Hänschen schaut noch immer aus dem Fenster – aber er hat angefangen zu singen. Etwas schief zwar, aber es ist doch deutlich zu erkennen, dass es „Ihr Kinderlein kommet“ ist. Seine Schwester fällt nach der zweiten Zeile mit ein und singt begeistert mit.

„Nicht so laut“, mahnt ihre Mutter. „Vielleicht stört es die anderen Leute.“ „Ach iwo“, beteuert die alte Dame. „Das ist doch herrlich, wenn die Kinder singen.“ Sagt es, und singt die zweite Strophe gleich mit. Ich klappe mein Buch wieder zu. Zwar bin ich nicht mehr so ganz textsicher, aber ich summe die Melodie trotzdem gedankenverloren mit.

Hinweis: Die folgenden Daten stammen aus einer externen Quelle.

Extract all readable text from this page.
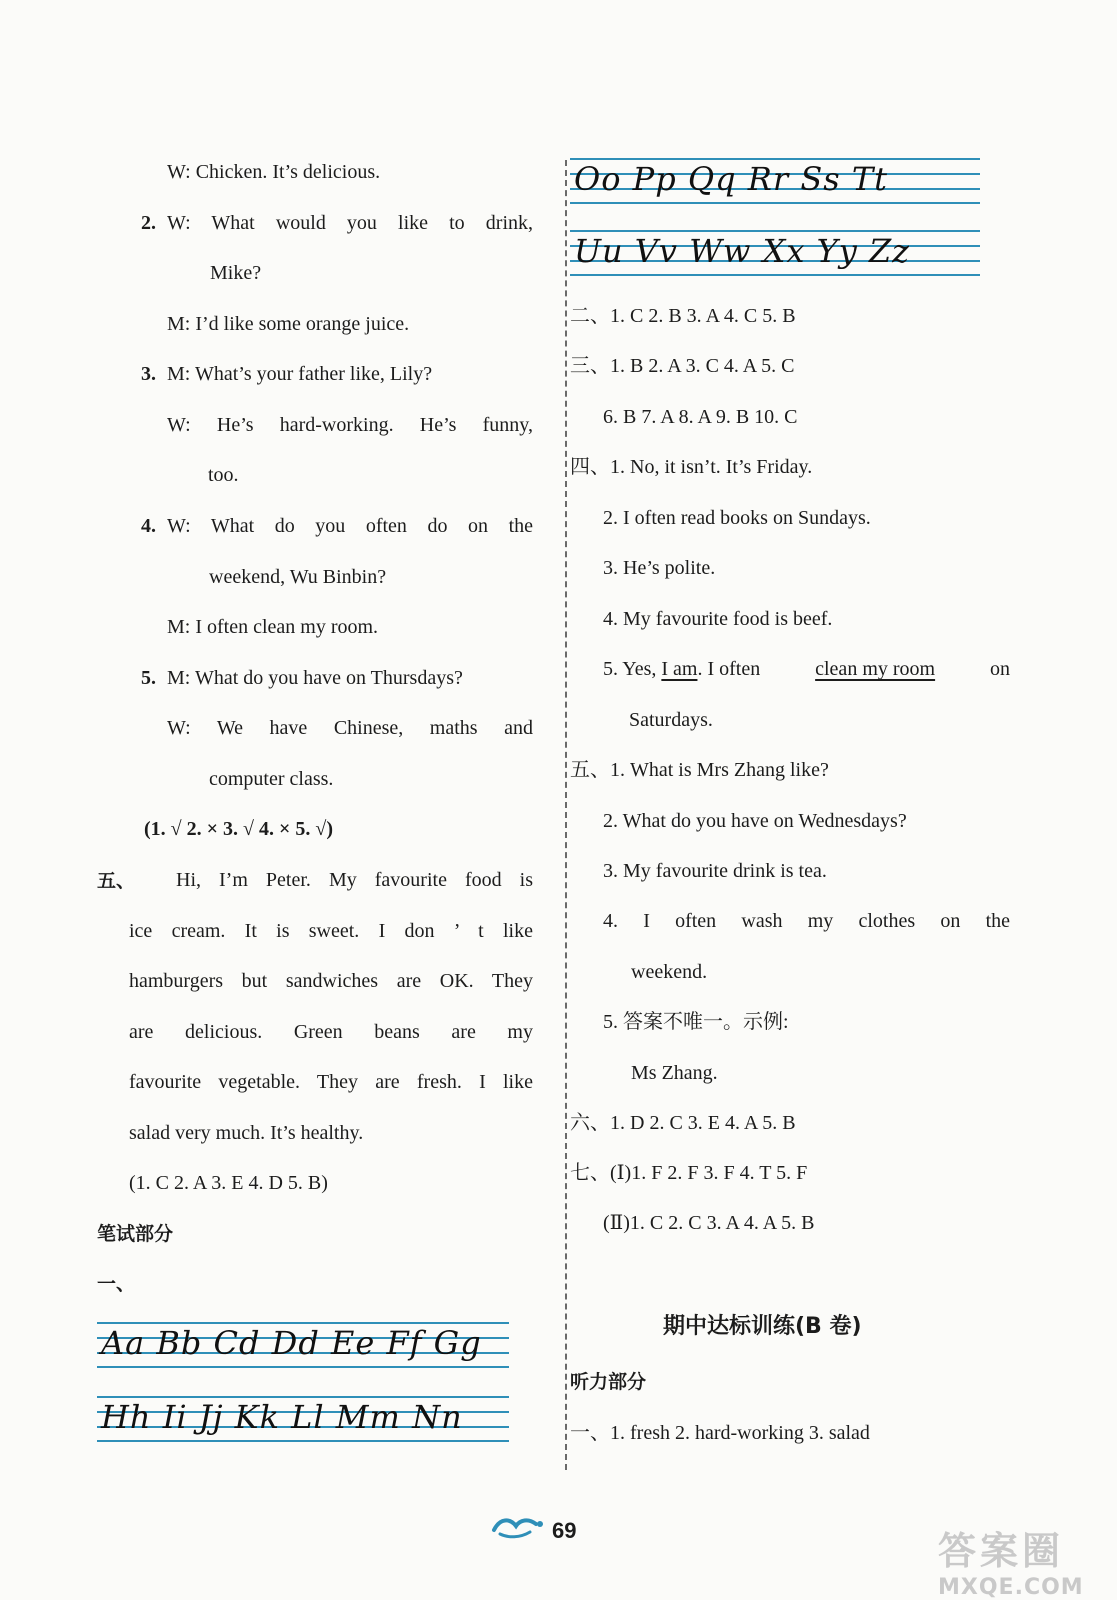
W: Chicken. It’s delicious.
2. W: What would you like to drink,
Mike?
M: I’d like some orange juice.
3. M: What’s your father like, Lily?
W: He’s hard-working. He’s funny,
too.
4. W: What do you often do on the
weekend, Wu Binbin?
M: I often clean my room.
5. M: What do you have on Thursdays?
W: We have Chinese, maths and
computer class.
(1. √ 2. × 3. √ 4. × 5. √)
五、 Hi, I’m Peter. My favourite food is
ice cream. It is sweet. I don ’ t like
hamburgers but sandwiches are OK. They
are delicious. Green beans are my
favourite vegetable. They are fresh. I like
salad very much. It’s healthy.
(1. C 2. A 3. E 4. D 5. B)
笔试部分
一、
Aa Bb Cd Dd Ee Ff Gg
Hh Ii Jj Kk Ll Mm Nn
Oo Pp Qq Rr Ss Tt
Uu Vv Ww Xx Yy Zz
二、1. C 2. B 3. A 4. C 5. B
三、1. B 2. A 3. C 4. A 5. C
6. B 7. A 8. A 9. B 10. C
四、1. No, it isn’t. It’s Friday.
2. I often read books on Sundays.
3. He’s polite.
4. My favourite food is beef.
5. Yes, I am. I often	clean my room	on
Saturdays.
五、1. What is Mrs Zhang like?
2. What do you have on Wednesdays?
3. My favourite drink is tea.
4. I often wash my clothes on the
weekend.
5. 答案不唯一。示例:
Ms Zhang.
六、1. D 2. C 3. E 4. A 5. B
七、(Ⅰ)1. F 2. F 3. F 4. T 5. F
(Ⅱ)1. C 2. C 3. A 4. A 5. B
期中达标训练(B 卷)
听力部分
一、1. fresh 2. hard-working 3. salad
69	答案圈
MXQE.COM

Zum Lesen komme ich in den nächsten Minuten sowieso nicht.

„Ihr Kinderlein kommet“ geht nahtlos über in „Kling Glöckchen“ und „Dicke rote Kerzen.“ Ich merke, wie die Fahrgäste um uns herum anfangs erst ein wenig überrascht schauen, aber dann fällt tatsächlich der ein oder andere Fahrgast mit ein. Ein völlig spontaner Flashmob – und die Kinder wissen nicht einmal, was das ist.

„So, jetzt ist aber mal gut“, meint die Mutter schließlich nach dem sechsten Weihnachtslied. „Nein, eins noch“, bittet Hänschen. „Das mit dem Kind, das schlafen will.“ Verwundert krame ich in meinem Hirn nach einem Lied mit einem solchen Inhalt. Aber so sehr ich auch überlege, mir fällt keines ein. Zum Glück weiß Hänschens Mutter besser Bescheid. Leise fängt sie an zu singen:

„Still, still, still, weil’s Kindlein schlafen will.“ Hänschen kreuzt die Arme auf der Tischplatte und legt den Kopf darauf. Gebannt lauscht er dem Gesang seiner Mutter. Genauso wie der Rest des Abteils. So leise habe ich einen Großraumwagen noch nie erlebt.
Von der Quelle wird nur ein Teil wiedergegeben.